第80章 再生の道へ
「…なんですか?」
リーバーの表情が気にかかり、ついもう一度尋ねていた。
うーん、と小さな声で呟きながら、ぽりぽりと手持ち無沙汰に再び頭を掻くリーバーは、相変わらずのぎこちない笑み。
「………」
「………」
沈黙ができる。
言いたくないことなら、無理に言わなくてもいい。
そう普段なら咄嗟に出ていた気遣いの言葉も、今の南の口から出てくることはなかった。
知りたい。
ぎこちない表情の下にある、彼の本当の表情を。
そう思ったから。
「……聞くと女々しいぞ」
「…なんなんですか?」
もう一度尋ねる。
今度はゆっくりと。
お互いに散らかった書類に埋もれて、向かい合ったまま。
やがてリーバーは頭を掻いていた手を首筋にかけると、一呼吸整えるように吐息を漏らした。
「それは故人の印なんだ」
予想もしなかった単語を耳に、一瞬南は息を止めた。
〝故人〟
その単語を耳にするには、色々あり過ぎた。
その色々と起こった悲劇から、月日はそう経っていなかったから。
「団員全員分じゃない。科学班で亡くなった仲間達の分だけ、そこに印してるんだ。
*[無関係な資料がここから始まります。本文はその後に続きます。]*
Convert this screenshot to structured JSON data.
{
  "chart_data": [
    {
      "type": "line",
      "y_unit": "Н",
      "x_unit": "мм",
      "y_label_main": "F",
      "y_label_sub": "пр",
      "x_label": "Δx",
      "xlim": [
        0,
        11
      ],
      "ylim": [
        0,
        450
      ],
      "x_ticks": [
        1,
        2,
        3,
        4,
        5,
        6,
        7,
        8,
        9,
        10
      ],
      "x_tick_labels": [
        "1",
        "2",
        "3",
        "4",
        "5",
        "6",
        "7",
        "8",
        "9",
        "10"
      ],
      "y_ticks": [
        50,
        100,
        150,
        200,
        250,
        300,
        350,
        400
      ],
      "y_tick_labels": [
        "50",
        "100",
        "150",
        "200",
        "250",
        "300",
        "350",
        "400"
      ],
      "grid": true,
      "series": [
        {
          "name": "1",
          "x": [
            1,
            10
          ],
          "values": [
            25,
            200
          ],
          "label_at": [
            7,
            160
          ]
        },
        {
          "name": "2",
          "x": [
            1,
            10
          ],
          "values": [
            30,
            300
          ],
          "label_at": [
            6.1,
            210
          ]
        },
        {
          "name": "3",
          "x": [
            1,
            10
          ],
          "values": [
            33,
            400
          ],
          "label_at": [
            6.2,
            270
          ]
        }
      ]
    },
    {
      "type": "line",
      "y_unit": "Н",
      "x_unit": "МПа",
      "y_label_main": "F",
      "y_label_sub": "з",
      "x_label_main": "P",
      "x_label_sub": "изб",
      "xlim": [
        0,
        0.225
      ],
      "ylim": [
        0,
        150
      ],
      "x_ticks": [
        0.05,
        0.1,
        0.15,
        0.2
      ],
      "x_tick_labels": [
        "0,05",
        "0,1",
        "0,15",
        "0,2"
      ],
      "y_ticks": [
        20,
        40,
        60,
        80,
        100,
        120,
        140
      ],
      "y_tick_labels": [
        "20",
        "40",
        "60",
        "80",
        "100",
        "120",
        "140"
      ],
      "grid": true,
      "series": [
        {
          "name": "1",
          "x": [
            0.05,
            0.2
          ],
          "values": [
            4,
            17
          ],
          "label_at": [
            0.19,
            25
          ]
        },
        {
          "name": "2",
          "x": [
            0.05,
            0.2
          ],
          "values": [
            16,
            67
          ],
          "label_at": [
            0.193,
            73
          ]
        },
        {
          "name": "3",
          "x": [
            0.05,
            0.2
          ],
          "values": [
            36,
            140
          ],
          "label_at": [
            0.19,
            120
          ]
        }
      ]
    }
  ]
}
…女々しいだろ?」
「…なんで…そんなことを…?」
「……忘れたくないからだろうなぁ」
グレーの薄い澄んだ瞳が、製図台の脚立に向く。
幾つも無数に刻まれた印は、決して少ない数ではない。
「教団で亡くなった者の情報はどこにも残せないだろ?遺体だって全て残らず塵にされる。…記録がなくたって、墓の一つも作ってやれなくたって、俺の中に見送ったあいつらの人生は記憶してる。………でも人間ってのは、都合の良い生き物だからな」
印を見ていたリーバーの目が、再び南へと戻る。
くしゃりと、苦々しい笑みを浮かべて。
「目に見えないもんだと、そのうちに新しいもんに上書きされて、色々と薄れていっちまうんだよ」
それはまるで自嘲にも見える苦い笑みだった。